SOURCE: "A Novelist of Detachment," in The Times Literary Supplement, July 5, 1947, p. 333.

Agostino was one of the works of Signor Moravia's enforced and uncomfortable seclusion [after the author fell into disgrace with the Fascist authorities]. Published in 1944, it gained the prize for the best Italian novel of the year in 1945. It is a brilliant and delicate—though some of its details are supremely indelicate—study of a crisis of adolescence undergone by a boy of thirteen, the only son of a beautiful widow. It may strike some readers as a supreme instance of artistic detachment that an author, while in hiding from a tyranny that was bringing Europe to ruins, should be so absorbed with but one aspect of its decadence—and should approach his subject with such complete objectivity.

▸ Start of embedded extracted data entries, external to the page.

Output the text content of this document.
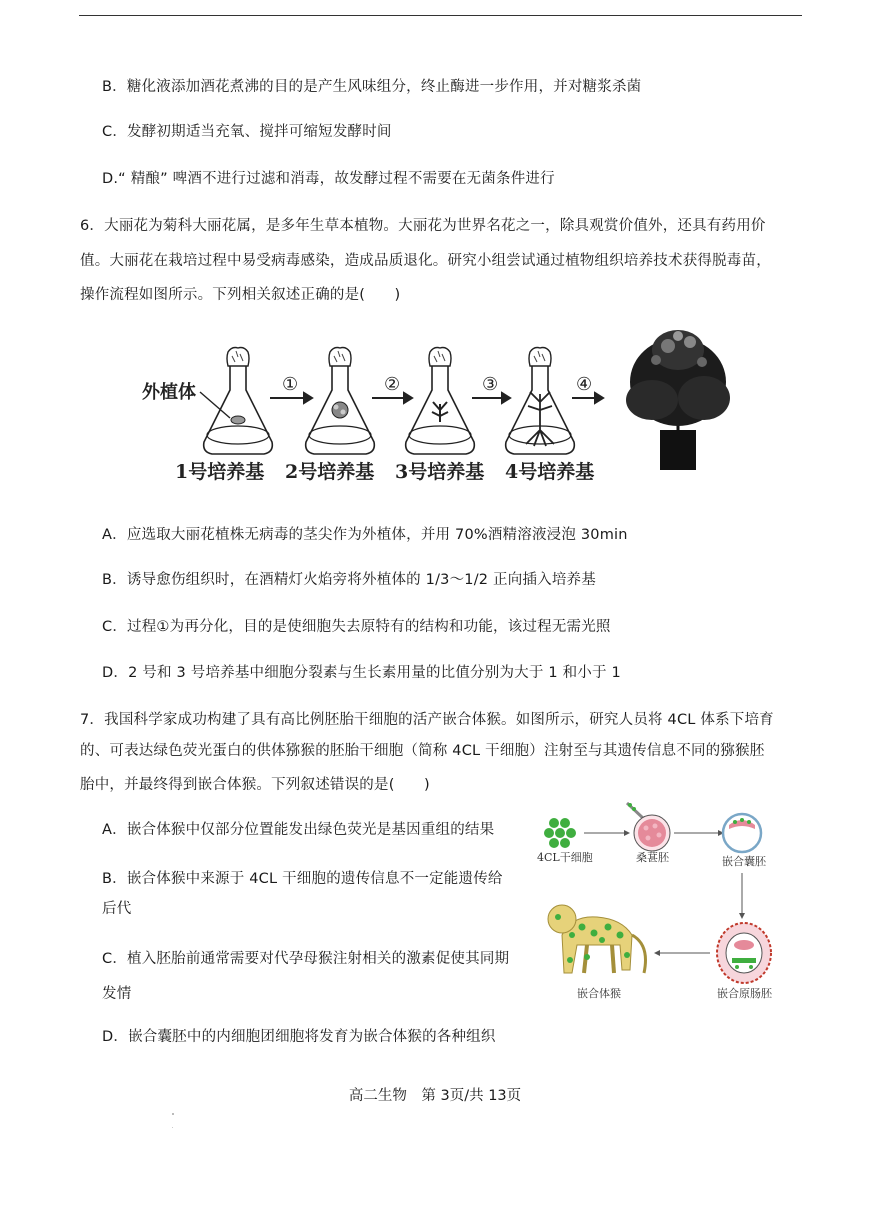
B．糖化液添加酒花煮沸的目的是产生风味组分，终止酶进一步作用，并对糖浆杀菌
C．发酵初期适当充氧、搅拌可缩短发酵时间
D.“ 精酿” 啤酒不进行过滤和消毒，故发酵过程不需要在无菌条件进行
6．大丽花为菊科大丽花属，是多年生草本植物。大丽花为世界名花之一，除具观赏价值外，还具有药用价
值。大丽花在栽培过程中易受病毒感染，造成品质退化。研究小组尝试通过植物组织培养技术获得脱毒苗，
操作流程如图所示。下列相关叙述正确的是(　　)
外植体	①	②	③	④
1号培养基 2号培养基 3号培养基 4号培养基
A．应选取大丽花植株无病毒的茎尖作为外植体，并用 70%酒精溶液浸泡 30min
B．诱导愈伤组织时，在酒精灯火焰旁将外植体的 1/3～1/2 正向插入培养基
C．过程①为再分化，目的是使细胞失去原特有的结构和功能，该过程无需光照
D．2 号和 3 号培养基中细胞分裂素与生长素用量的比值分别为大于 1 和小于 1
7．我国科学家成功构建了具有高比例胚胎干细胞的活产嵌合体猴。如图所示，研究人员将 4CL 体系下培育
的、可表达绿色荧光蛋白的供体猕猴的胚胎干细胞（简称 4CL 干细胞）注射至与其遗传信息不同的猕猴胚
胎中，并最终得到嵌合体猴。下列叙述错误的是(　　)
A．嵌合体猴中仅部分位置能发出绿色荧光是基因重组的结果
B．嵌合体猴中来源于 4CL 干细胞的遗传信息不一定能遗传给
后代
C．植入胚胎前通常需要对代孕母猴注射相关的激素促使其同期
发情
D．嵌合囊胚中的内细胞团细胞将发育为嵌合体猴的各种组织
4CL干细胞	桑葚胚	嵌合囊胚
嵌合原肠胚
嵌合体猴
高二生物　第 3页/共 13页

The scene is an Italian bathing beach at the height of summer, the characters are Italian, like the air that surrounds them, and the age-old influences, atavistic and physical, that have formed them. Agostino's mother has no scruples about attracting a young lover; that just happens, and her actions seem to be regarded as perfectly natural. The young and ruffianly boys, with whom in his worried apprehension that his mother is just a woman, Agostino humiliatingly forgathers, are not presented in order to raise questions of juvenile delinquency, character-training and so forth. Cricket has not been played, and never will be, on that field. But if morals and cricket can be left at home, and only then, will the English reader succeed in appreciating Signor Moravia's object. This is to depict Agostino's mental torture when driven from the paradise of childhood, his humiliating initiation into sensual realities by his low playmates, and his ineffectual attempt to rid himself of an overwhelming obsession. The boy's failure lies in his inability either to recapture his reverence for the affectionate mother, who is entirely unaware of his mental agony, or to exorcise that memory of a being whose affection, with its acts of familiar and unthinking immodesty, now wears an ugly look.

Signor Moravia's success lies in his forcible rendering of character, scene and mental state. True, it is not a pleasant subject to reflect on, and the unpleasantnesses take place, although without lubricity, in the brightest illumination; nevertheless, it is a work devoid of meanness or vulgarity.